The utility already manages a state-owned hydroelectric station at Bradley Lake near Homer.

The analysis of the idle Healy plant will be conducted over the next four months at the state's expense, said Joe Gallagher, spokesman for the Homer cooperative, which announced its plans Friday.

"It's a first step," Gallagher told the Fairbanks Daily News-Miner. "There's a long way to go. Everyone is excited about getting started with this review."

The Homer utility signed an agreement with the Alaska Industrial Development and Export Authority after negotiations started in the spring, Gallagher said. The authority is the economic development arm of state government and the agency responsible for the Healy plant.

"(Homer Electric) has been through the plant," said Ron Miller, executive director of AIDEA. "The conclusion is the plant should be up and running.

Restarting the plant would involve the studies, some modifications and upgrades and would cost about $20 million. This would be paid for by the authority, Miller told the Peninsula Clarion in Kenai.

Electric utilities need a source of power to generate electricity. Currently, about 90 percent of Homer Electric's power generation comes from natural gas, Gallagher said. The rest comes from hydroelectric power.

The Homer utility is interested in selling the power to other utilities, but would use the power for its own members if needed, Gallagher said.

A spokesman for the Usibelli Coal Mine said the Homer utility's interest in the power plant is good news.

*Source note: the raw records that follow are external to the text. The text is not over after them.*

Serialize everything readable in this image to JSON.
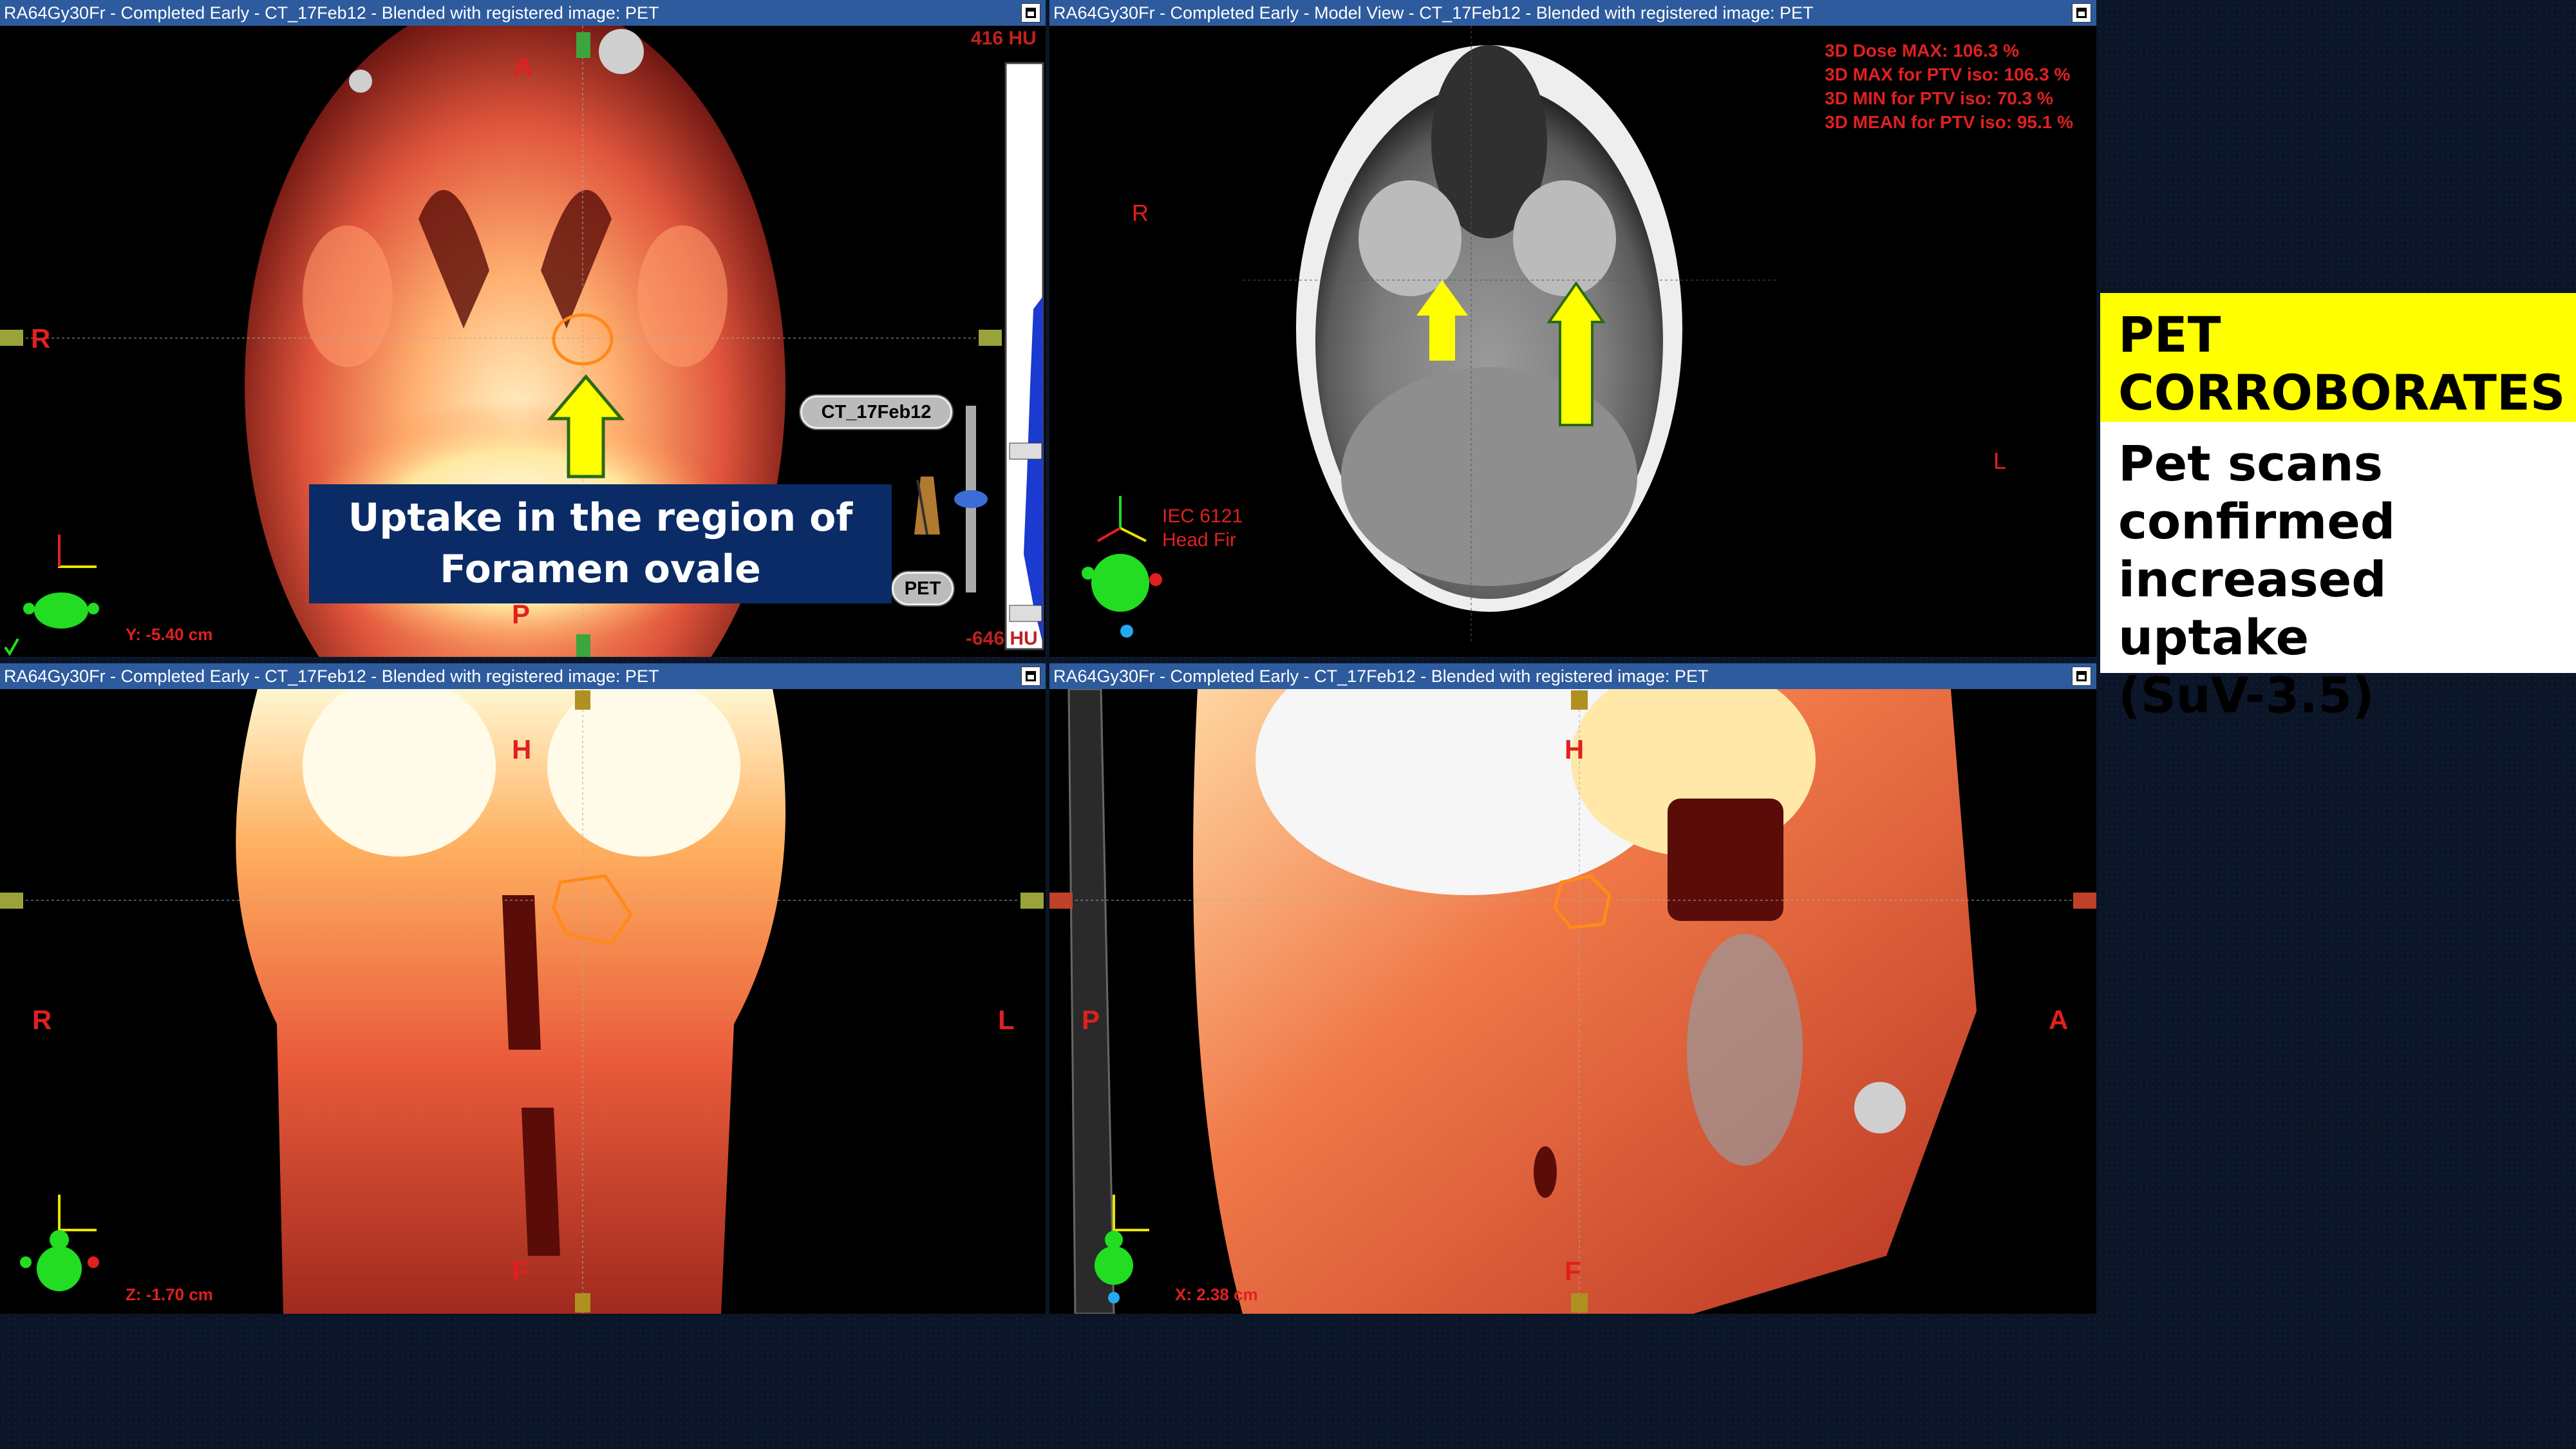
{
  "panes": {
    "axial": {
      "title": "RA64Gy30Fr  -  Completed Early - CT_17Feb12 -   Blended with registered image: PET",
      "orientation": {
        "top": "A",
        "left": "R",
        "bottom": "P"
      },
      "coordinate": "Y: -5.40 cm",
      "window_top": "416 HU",
      "window_bottom": "-646 HU",
      "blend_primary": "CT_17Feb12",
      "blend_secondary": "PET"
    },
    "model": {
      "title": "RA64Gy30Fr  -  Completed Early  -  Model View  -  CT_17Feb12  -   Blended with registered image: PET",
      "orientation": {
        "left": "R",
        "right": "L"
      },
      "dose_stats": [
        "3D Dose MAX: 106.3 %",
        "3D MAX for PTV iso: 106.3 %",
        "3D MIN for PTV iso: 70.3 %",
        "3D MEAN for PTV iso: 95.1 %"
      ],
      "coord_system": "IEC 6121",
      "coord_system_2": "Head Fir"
    },
    "coronal": {
      "title": "RA64Gy30Fr  -  Completed Early - CT_17Feb12 -   Blended with registered image: PET",
      "orientation": {
        "top": "H",
        "left": "R",
        "right": "L",
        "bottom": "F"
      },
      "coordinate": "Z: -1.70 cm"
    },
    "sagittal": {
      "title": "RA64Gy30Fr  -  Completed Early - CT_17Feb12 -   Blended with registered image: PET",
      "orientation": {
        "top": "H",
        "left": "P",
        "right": "A",
        "bottom": "F"
      },
      "coordinate": "X: 2.38 cm"
    }
  },
  "callout": {
    "line1": "Uptake in the region of",
    "line2": "Foramen ovale"
  },
  "side_panel": {
    "heading_line1": "PET",
    "heading_line2": "CORROBORATES",
    "body_line1": "Pet scans",
    "body_line2": "confirmed",
    "body_line3": "increased uptake",
    "body_line4": "(SuV-3.5)"
  },
  "colors": {
    "titlebar": "#2d5b9e",
    "orientation_label": "#e02020",
    "arrow": "#ffff00",
    "roi_contour": "#ff8a1a",
    "heading_bg": "#ffff00",
    "callout_bg": "#0a2b66"
  },
  "icons": [
    "restore-icon",
    "patient-figure-icon",
    "axes-icon",
    "metronome-icon",
    "arrow-up-icon"
  ]
}
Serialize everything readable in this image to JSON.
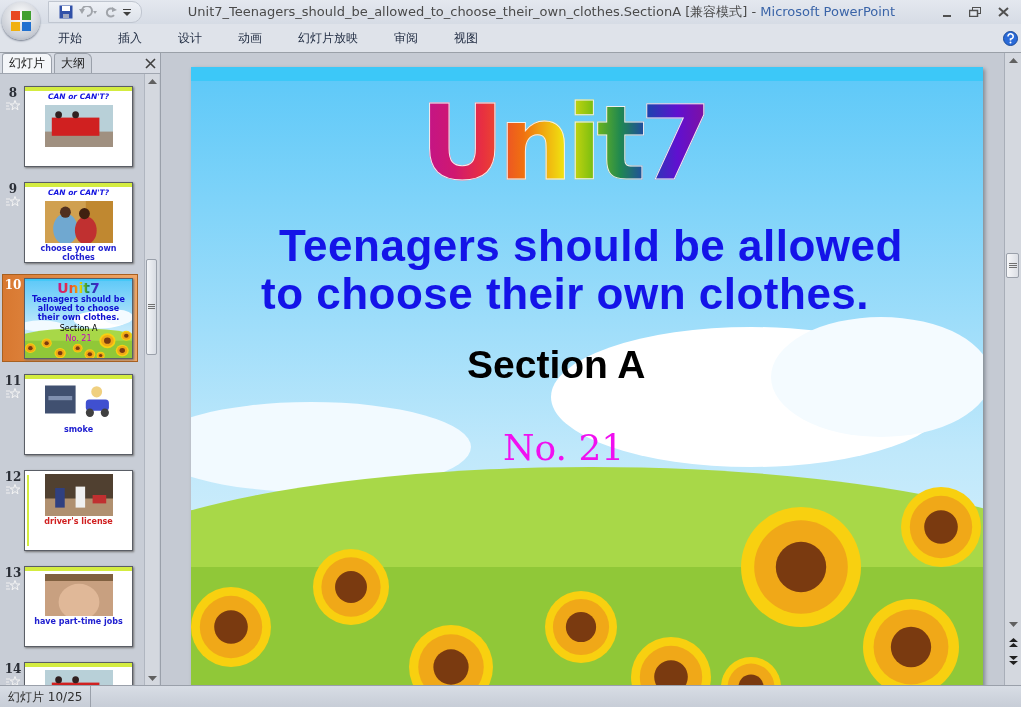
{
  "window": {
    "document_title": "Unit7_Teenagers_should_be_allowed_to_choose_their_own_clothes.SectionA [兼容模式]",
    "separator": "-",
    "app_name": "Microsoft PowerPoint"
  },
  "ribbon_tabs": [
    {
      "label": "开始",
      "selected": false
    },
    {
      "label": "插入",
      "selected": false
    },
    {
      "label": "设计",
      "selected": false
    },
    {
      "label": "动画",
      "selected": false
    },
    {
      "label": "幻灯片放映",
      "selected": false
    },
    {
      "label": "审阅",
      "selected": false
    },
    {
      "label": "视图",
      "selected": false
    }
  ],
  "panel_tabs": [
    {
      "label": "幻灯片",
      "selected": true
    },
    {
      "label": "大纲",
      "selected": false
    }
  ],
  "slides": [
    {
      "number": "8",
      "animated": true,
      "selected": false,
      "kind": "banner_picture",
      "title": "CAN or CAN'T?"
    },
    {
      "number": "9",
      "animated": true,
      "selected": false,
      "kind": "banner_picture",
      "title": "CAN or CAN'T?",
      "caption": "choose your own clothes"
    },
    {
      "number": "10",
      "animated": false,
      "selected": true,
      "kind": "title",
      "title": "Unit7",
      "subtitle": "Teenagers should be allowed to choose their own clothes.",
      "section": "Section A",
      "tag": "No. 21"
    },
    {
      "number": "11",
      "animated": true,
      "selected": false,
      "kind": "banner_picture",
      "caption": "smoke"
    },
    {
      "number": "12",
      "animated": true,
      "selected": false,
      "kind": "side_picture",
      "caption": "driver's license"
    },
    {
      "number": "13",
      "animated": true,
      "selected": false,
      "kind": "banner_picture",
      "caption": "have part-time jobs"
    },
    {
      "number": "14",
      "animated": true,
      "selected": false,
      "kind": "banner_picture"
    }
  ],
  "slide": {
    "title": "Unit7",
    "subtitle_lines": [
      "Teenagers should be allowed",
      "to choose their own clothes."
    ],
    "section": "Section A",
    "number": "No. 21"
  },
  "status_bar": {
    "slide_indicator": "幻灯片 10/25"
  }
}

"We are ready to start delivering coal tomorrow," Steve Denton said.

The Fairbanks utility will assist Homer Electric in its investigation, said spokeswoman Corinne Bradish.

The utility backed out of negotiations with the state to buy the plant last year after its offer of $70 million was turned down. The Fairbanks utility contends the power plant's design is faulty and its experimental technology unproven.